Today I realized that people generally like me, respect me, listen to me, care what I think and value my mind and my input, and the main reason people often don't listen to me or care what I think or value my mind and my input is because I get too involved in a topic and forget to pay attention to the person I'm talking to. Because I talk AT them rather than TO them, and NOT necessarily because they strongly disagree with what I'm saying. I thought of two recent examples which constitute fairly conclusive evidence of this which I SOMEHOW overlooked.
Anyone who isn't interested in the nitty gritty details can stop here. Otherwise feel free to continue.
But before you continue I should probably warn you that a while back I picked up this cognitive skill called "probablistic reasoning", which allows me to more precisely estimate my levels of certainty or uncertainty in my opinions/beliefs, as opposed to using an all or nothing binary confidence system like most people naturally tend to use if they haven't learned how to think in terms of probabilities. I just wanted to let you know that in case you get confused, since the rest of what I am about to tell you involves a lot of probabilistic reasoning, but I'll do my best to make it easy for you. If you're already confused, I apologise. Please don't tune me out yet though, I promise things will start to make more sense in just a bit... I hope.
Anyways, after evaluating the evidence, my mind (or as cognitive scientists would call it, my intentional system) updated its belief within probably about five minutes, then helped my heart (or as cognitive scientists would call it, my autopilot system) internalize the new knowledge and accept it as the truth (updated to ~60-80% subjective probability, an increase of ~50-70%, if you want to be precise) which took probably about forty minutes, for a total of probably ~45 min for me to integrate the evidence and change my mind about a significantly entrenched belief. My mind is more certain of the new prior than my heart (80-90-something% subjective probability, an increase of maybe ~65-85% or more) and my heart is going to need some time to get used to the new prior and better calibrate its level of certainty/uncertainty, so for now it agrees to trust my mind as more reliable than it is in regards to this particular issue at least for the time being.
My heart thought my mind is being a bit insensitive to its feelings by bragging about how it managed to persuade my heart to agree with it, but my mind reminded my heart that this was a shared accomplishment that they should both be proud of and it is right and proper to brag about it, since this is exactly the kind of situation I've been training for as a rationalist. And also that a lot of other people in my place, after noticing and recognizing fairly conclusive evidence contrary to such a significantly entrenched belief, probably would have gotten stuck and taken weeks or months or even years to change their minds about the kind of significantly entrenched belief that it took me only about 45 minutes to change once I noticed and recognized such evidence. (I believe this particular claim regarding other people's updating speed with somewhere between 55% and 65% subjective probability)

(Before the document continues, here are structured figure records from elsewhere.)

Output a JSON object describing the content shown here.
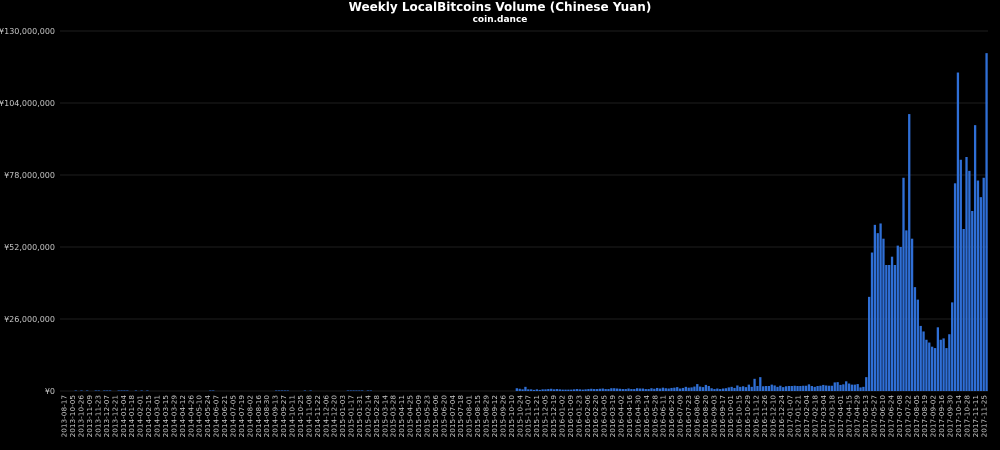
{
  "chart_data": {
    "type": "bar",
    "title": "Weekly LocalBitcoins Volume (Chinese Yuan)",
    "subtitle": "coin.dance",
    "ylim": [
      0,
      130000000
    ],
    "yticks": [
      0,
      26000000,
      52000000,
      78000000,
      104000000,
      130000000
    ],
    "ytick_labels": [
      "¥0",
      "¥26,000,000",
      "¥52,000,000",
      "¥78,000,000",
      "¥104,000,000",
      "¥130,000,000"
    ],
    "bar_color": "#2f6fd6",
    "grid_color": "#1e1e1e",
    "grid": true,
    "xtick_labels": [
      "2013-08-17",
      "2013-10-05",
      "2013-10-26",
      "2013-11-09",
      "2013-11-23",
      "2013-12-07",
      "2013-12-21",
      "2014-01-04",
      "2014-01-18",
      "2014-02-01",
      "2014-02-15",
      "2014-03-01",
      "2014-03-15",
      "2014-03-29",
      "2014-04-12",
      "2014-04-26",
      "2014-05-10",
      "2014-05-24",
      "2014-06-07",
      "2014-06-21",
      "2014-07-05",
      "2014-07-19",
      "2014-08-02",
      "2014-08-16",
      "2014-08-30",
      "2014-09-13",
      "2014-09-27",
      "2014-10-11",
      "2014-10-25",
      "2014-11-08",
      "2014-11-22",
      "2014-12-06",
      "2014-12-20",
      "2015-01-03",
      "2015-01-17",
      "2015-01-31",
      "2015-02-14",
      "2015-02-28",
      "2015-03-14",
      "2015-03-28",
      "2015-04-11",
      "2015-04-25",
      "2015-05-09",
      "2015-05-23",
      "2015-06-06",
      "2015-06-20",
      "2015-07-04",
      "2015-07-18",
      "2015-08-01",
      "2015-08-15",
      "2015-08-29",
      "2015-09-12",
      "2015-09-26",
      "2015-10-10",
      "2015-10-24",
      "2015-11-07",
      "2015-11-21",
      "2015-12-05",
      "2015-12-19",
      "2016-01-02",
      "2016-01-09",
      "2016-01-23",
      "2016-02-06",
      "2016-02-20",
      "2016-03-05",
      "2016-03-19",
      "2016-04-02",
      "2016-04-16",
      "2016-04-30",
      "2016-05-14",
      "2016-05-28",
      "2016-06-11",
      "2016-06-25",
      "2016-07-09",
      "2016-07-23",
      "2016-08-06",
      "2016-08-20",
      "2016-09-03",
      "2016-09-17",
      "2016-10-01",
      "2016-10-15",
      "2016-10-29",
      "2016-11-12",
      "2016-11-26",
      "2016-12-10",
      "2016-12-24",
      "2017-01-07",
      "2017-01-21",
      "2017-02-04",
      "2017-02-18",
      "2017-03-04",
      "2017-03-18",
      "2017-04-01",
      "2017-04-15",
      "2017-04-29",
      "2017-05-13",
      "2017-05-27",
      "2017-06-10",
      "2017-06-24",
      "2017-07-08",
      "2017-07-22",
      "2017-08-05",
      "2017-08-19",
      "2017-09-02",
      "2017-09-16",
      "2017-09-30",
      "2017-10-14",
      "2017-10-28",
      "2017-11-11",
      "2017-11-25"
    ],
    "values": [
      0,
      0,
      0,
      0,
      0,
      200000,
      0,
      200000,
      0,
      200000,
      0,
      0,
      200000,
      200000,
      0,
      200000,
      200000,
      200000,
      0,
      0,
      200000,
      200000,
      200000,
      200000,
      0,
      0,
      200000,
      0,
      200000,
      0,
      200000,
      0,
      0,
      0,
      0,
      0,
      0,
      0,
      0,
      0,
      0,
      0,
      0,
      0,
      0,
      0,
      0,
      0,
      0,
      0,
      0,
      0,
      200000,
      200000,
      0,
      0,
      0,
      0,
      0,
      0,
      0,
      0,
      0,
      0,
      0,
      0,
      0,
      0,
      0,
      0,
      0,
      0,
      0,
      0,
      0,
      200000,
      200000,
      200000,
      200000,
      200000,
      0,
      0,
      0,
      0,
      0,
      200000,
      0,
      200000,
      0,
      0,
      0,
      0,
      0,
      0,
      0,
      0,
      0,
      0,
      0,
      0,
      200000,
      200000,
      200000,
      200000,
      200000,
      200000,
      0,
      200000,
      200000,
      0,
      0,
      0,
      0,
      0,
      0,
      0,
      0,
      0,
      0,
      0,
      0,
      0,
      0,
      0,
      0,
      0,
      0,
      0,
      0,
      0,
      0,
      0,
      0,
      0,
      0,
      0,
      0,
      0,
      0,
      0,
      0,
      0,
      0,
      0,
      0,
      0,
      0,
      0,
      0,
      0,
      0,
      0,
      0,
      0,
      0,
      0,
      0,
      0,
      0,
      1000000,
      800000,
      600000,
      1500000,
      600000,
      600000,
      400000,
      600000,
      400000,
      600000,
      600000,
      700000,
      800000,
      600000,
      700000,
      600000,
      500000,
      500000,
      500000,
      500000,
      600000,
      700000,
      600000,
      500000,
      600000,
      700000,
      800000,
      700000,
      700000,
      800000,
      900000,
      700000,
      700000,
      1000000,
      1000000,
      900000,
      800000,
      700000,
      700000,
      900000,
      700000,
      700000,
      1000000,
      900000,
      900000,
      700000,
      700000,
      1000000,
      800000,
      1100000,
      900000,
      1200000,
      1000000,
      900000,
      1100000,
      1200000,
      1400000,
      900000,
      1100000,
      1500000,
      1200000,
      1300000,
      1600000,
      2500000,
      1600000,
      1400000,
      2200000,
      1800000,
      1000000,
      700000,
      900000,
      700000,
      900000,
      1000000,
      1300000,
      1500000,
      1100000,
      2000000,
      1500000,
      1700000,
      1400000,
      2300000,
      1500000,
      4400000,
      1800000,
      5000000,
      1700000,
      1800000,
      1800000,
      2300000,
      2000000,
      1500000,
      1900000,
      1400000,
      1700000,
      1800000,
      1800000,
      1900000,
      1800000,
      1800000,
      1900000,
      1900000,
      2400000,
      1800000,
      1500000,
      1800000,
      1900000,
      2200000,
      2000000,
      1900000,
      1900000,
      3100000,
      3200000,
      2200000,
      2400000,
      3500000,
      2700000,
      2300000,
      2300000,
      2500000,
      1300000,
      1500000,
      5000000,
      34000000,
      50000000,
      60000000,
      57000000,
      60500000,
      55000000,
      45500000,
      45500000,
      48500000,
      45500000,
      52500000,
      52000000,
      77000000,
      58000000,
      100000000,
      55000000,
      37500000,
      33000000,
      23500000,
      21500000,
      18500000,
      17500000,
      16000000,
      15500000,
      23000000,
      18500000,
      19000000,
      15500000,
      20500000,
      32000000,
      75000000,
      115000000,
      83500000,
      58500000,
      84500000,
      79500000,
      65000000,
      96000000,
      76000000,
      70000000,
      77000000,
      122000000
    ]
  }
}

My heart still feels like my mind is being insensitive to it. Like, it got through this difficult process of changing its mind about a belief that it had spent so much time and emotional energy on, a belief that had caused it so much pain, and my mind is making light of that and not taking it seriously and now my mind is telling my heart "it's called a coping mechanism, get used to it" and "you take things too seriously and maybe that's part of why you are so anxious all the time and maybe if you took serious things less seriously sometimes (though not all the time because sometimes you really do have to be serious) then maybe you could relax more and solve problems better."

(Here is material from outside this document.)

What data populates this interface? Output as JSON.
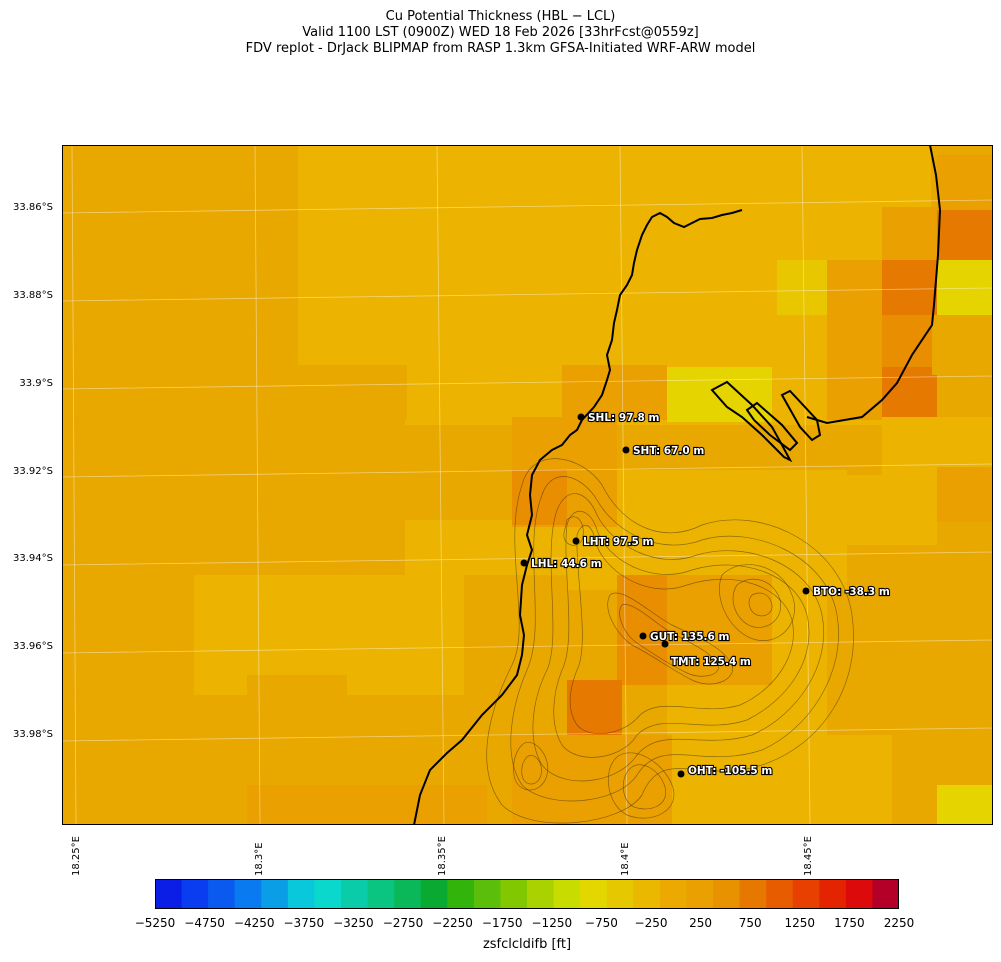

And then my heart was all like "You're saying I should be LESS serious about big important life or death sort of stuff?" and my mind was all like "YES! Gallows humor is funny for a reason! And some risks are too large to ever feel a proportional amount of anxiety over them anyways and in any case human fear/anxiety evolved for running from lions tigers and bears etc that want to eat you and it is not wired to handle existential risks, nor is it wired to handle more common social risks in a global society and it has a tendency to make you more afraid of things like ostracision from a particular peer group and "being alone forever" even when there are plenty of other options available, rather than more common and more serious social risks like having your identity stolen or giving $20 to some random homeless guy on the street that you could have used to help feed like ten times as many poor people in Africa.

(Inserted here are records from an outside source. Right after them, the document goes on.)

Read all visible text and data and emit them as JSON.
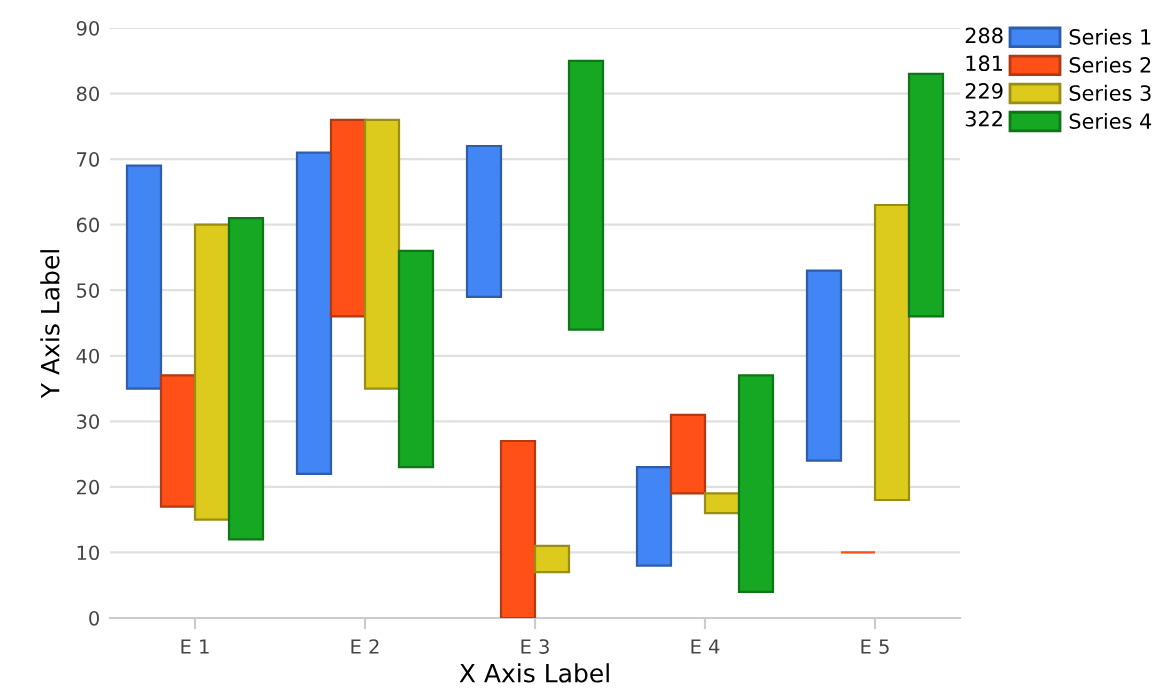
{
  "chart_data": {
    "type": "bar",
    "xlabel": "X Axis Label",
    "ylabel": "Y Axis Label",
    "categories": [
      "E 1",
      "E 2",
      "E 3",
      "E 4",
      "E 5"
    ],
    "series": [
      {
        "name": "Series 1",
        "color": "#4285f4",
        "base": [
          35,
          22,
          49,
          8,
          24
        ],
        "values": [
          34,
          49,
          23,
          15,
          29
        ]
      },
      {
        "name": "Series 2",
        "color": "#ff5117",
        "base": [
          17,
          46,
          0,
          19,
          10
        ],
        "values": [
          20,
          30,
          27,
          12,
          0
        ]
      },
      {
        "name": "Series 3",
        "color": "#dcca1d",
        "base": [
          15,
          35,
          7,
          16,
          18
        ],
        "values": [
          45,
          41,
          4,
          3,
          45
        ]
      },
      {
        "name": "Series 4",
        "color": "#16a823",
        "base": [
          12,
          23,
          44,
          4,
          46
        ],
        "values": [
          49,
          33,
          41,
          33,
          37
        ]
      }
    ],
    "annotations": [
      "288",
      "181",
      "229",
      "322"
    ],
    "ylim": [
      0,
      90
    ],
    "yticks": [
      0,
      10,
      20,
      30,
      40,
      50,
      60,
      70,
      80,
      90
    ],
    "grid": "y",
    "legend": "top right"
  }
}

My heart is now like "fine okay you're right."
By the way, this process felt really weird. Most of the time I feel like just one person, and whenever I converse with myself it feels reflexive, like forward and backward, rather than side to side like I've been doing for the past couple hours. Does that make any sense to you? Well, regardless, it's still super weird.
Thanks for listening to me about my psychological problems. I really appreciate it. (I should have probably talked to my therapist about this earlier instead of just airing it out before an audience, but whatever, I figured it might be a bit entertaining. I'll talk to him about this stuff later.)